28 December 2000- the U.S. Census Bureau releases the number of seats in the U.S. House of Representatives (and, by extension, the number of Electoral Votes) apportioned to each State of the Union based on the population figures gathered via the 2000 Census. Under the figures thus released, the State of Utah just missed gaining an extra House seat (and concomitant Electoral Vote) by only a few hundred in its so-called "Priority Value", the artificial construct- derived by mathematical formula- which prioritizes the assignment of House seats to each State under the current Congressional Reapportionment plan known as the Method of Equal Proportions: instead, the last (435th) seat assigned by Priority Value goes to the State of North Carolina.

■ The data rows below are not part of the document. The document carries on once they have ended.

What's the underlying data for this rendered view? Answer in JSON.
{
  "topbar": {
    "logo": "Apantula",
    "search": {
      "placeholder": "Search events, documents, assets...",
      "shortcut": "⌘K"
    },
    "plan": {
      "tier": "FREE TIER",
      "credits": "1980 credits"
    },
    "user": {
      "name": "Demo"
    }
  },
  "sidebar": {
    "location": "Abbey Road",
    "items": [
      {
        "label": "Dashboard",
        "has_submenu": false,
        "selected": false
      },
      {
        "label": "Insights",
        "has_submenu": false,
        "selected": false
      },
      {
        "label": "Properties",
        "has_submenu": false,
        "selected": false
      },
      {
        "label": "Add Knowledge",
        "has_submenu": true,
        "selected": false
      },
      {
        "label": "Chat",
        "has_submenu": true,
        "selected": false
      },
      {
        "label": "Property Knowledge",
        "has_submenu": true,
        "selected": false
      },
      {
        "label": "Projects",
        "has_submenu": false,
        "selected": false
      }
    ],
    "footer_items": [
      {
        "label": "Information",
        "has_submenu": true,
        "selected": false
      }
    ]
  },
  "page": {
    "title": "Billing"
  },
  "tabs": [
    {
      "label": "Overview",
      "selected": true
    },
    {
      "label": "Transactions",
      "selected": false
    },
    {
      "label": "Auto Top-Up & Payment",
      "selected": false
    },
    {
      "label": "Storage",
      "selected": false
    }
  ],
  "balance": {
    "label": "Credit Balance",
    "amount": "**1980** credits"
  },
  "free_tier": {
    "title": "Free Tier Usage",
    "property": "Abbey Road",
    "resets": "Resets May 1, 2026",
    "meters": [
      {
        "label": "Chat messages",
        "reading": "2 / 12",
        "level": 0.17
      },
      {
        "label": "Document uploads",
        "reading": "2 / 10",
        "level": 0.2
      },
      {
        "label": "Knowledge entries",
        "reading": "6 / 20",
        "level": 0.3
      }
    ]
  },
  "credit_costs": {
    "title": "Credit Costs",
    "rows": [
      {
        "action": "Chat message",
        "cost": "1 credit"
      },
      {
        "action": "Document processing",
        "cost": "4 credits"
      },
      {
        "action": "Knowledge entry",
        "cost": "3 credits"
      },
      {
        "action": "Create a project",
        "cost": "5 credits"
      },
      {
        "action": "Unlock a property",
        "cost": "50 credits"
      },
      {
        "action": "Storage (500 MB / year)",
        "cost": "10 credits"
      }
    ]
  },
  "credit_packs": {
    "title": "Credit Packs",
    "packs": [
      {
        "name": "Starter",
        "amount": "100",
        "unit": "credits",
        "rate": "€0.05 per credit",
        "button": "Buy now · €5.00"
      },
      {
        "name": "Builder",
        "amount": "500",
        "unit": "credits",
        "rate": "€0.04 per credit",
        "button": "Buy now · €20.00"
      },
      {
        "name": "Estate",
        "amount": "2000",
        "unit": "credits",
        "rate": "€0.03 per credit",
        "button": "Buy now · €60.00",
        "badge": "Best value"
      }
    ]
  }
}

January 2001- the State of Utah files the case in Federal court (U.S. District Court for the District of Utah) that becomes known as UTAH v. EVANS I once the new Bush Administration's appointee Donald L. Evans is confirmed and then sworn into office as Secretary of Commerce, the Department of Commerce being the executive department that includes the Census Bureau.
20 March 2001- the case of UTAH v. EVANS I is heard by a three-judge panel in the Utah Federal District Court.
17 April 2001- the three-judge District Court panel rejects Utah's claim that the Census Bureau erred when it counted North Carolina's vast number of overseas military personnel while ignoring Utah's smaller cadre of overseas Mormon missionaries.
June 2001- Utah files an expedited appeal of UTAH v. EVANS I to the U.S. Supreme Court.
15 August 2001- Utah's appeal in UTAH v. EVANS I is placed on the Supreme Court docket.
15 October 2001- Commerce Secretary Evans and two other respondents (the Bush Administration as a whole via the Solicitor General and the State of North Carolina) ask that either the judgment of the lower court be upheld or Utah's appeal be dismissed.
2 November 2001- The State of Utah responds to the 15 October briefs by asking that the lower court ruling be overturned and it, and not North Carolina, be assigned the 435th and last U.S. House seat under the Method of Equal Proportions.
21 November 2001- The Justices of the U.S. Supreme Court meet in conference to decide whether to even hear oral argument on UTAH v. EVANS I.
26 November 2001- Per curiam, the U.S. Supreme Court announces that it will not hear UTAH v. EVANS I, effectively affirming the ruling of the lower Federal court of 17 April.
23 January 2002- The State of Utah having brought a second issue to bear on the case (that imputation- that is, the use of ancillary data to assign numbers of persons in uncounted households in a given census tract- is as illegal, if not outright unconstitutional, based on the Supreme Court's own 1999 ruling that demographic sampling violated Federal law) and subsequently filing UTAH v. EVANS II, the U.S. Supreme Court agrees, in Conference, to hear the case and schedules oral argument for 27 March 2002.
20 June 2002- The Supreme Court rules 5-4 that imputation is NOT unconstitutional. The 435 House seat will go to North Carolina.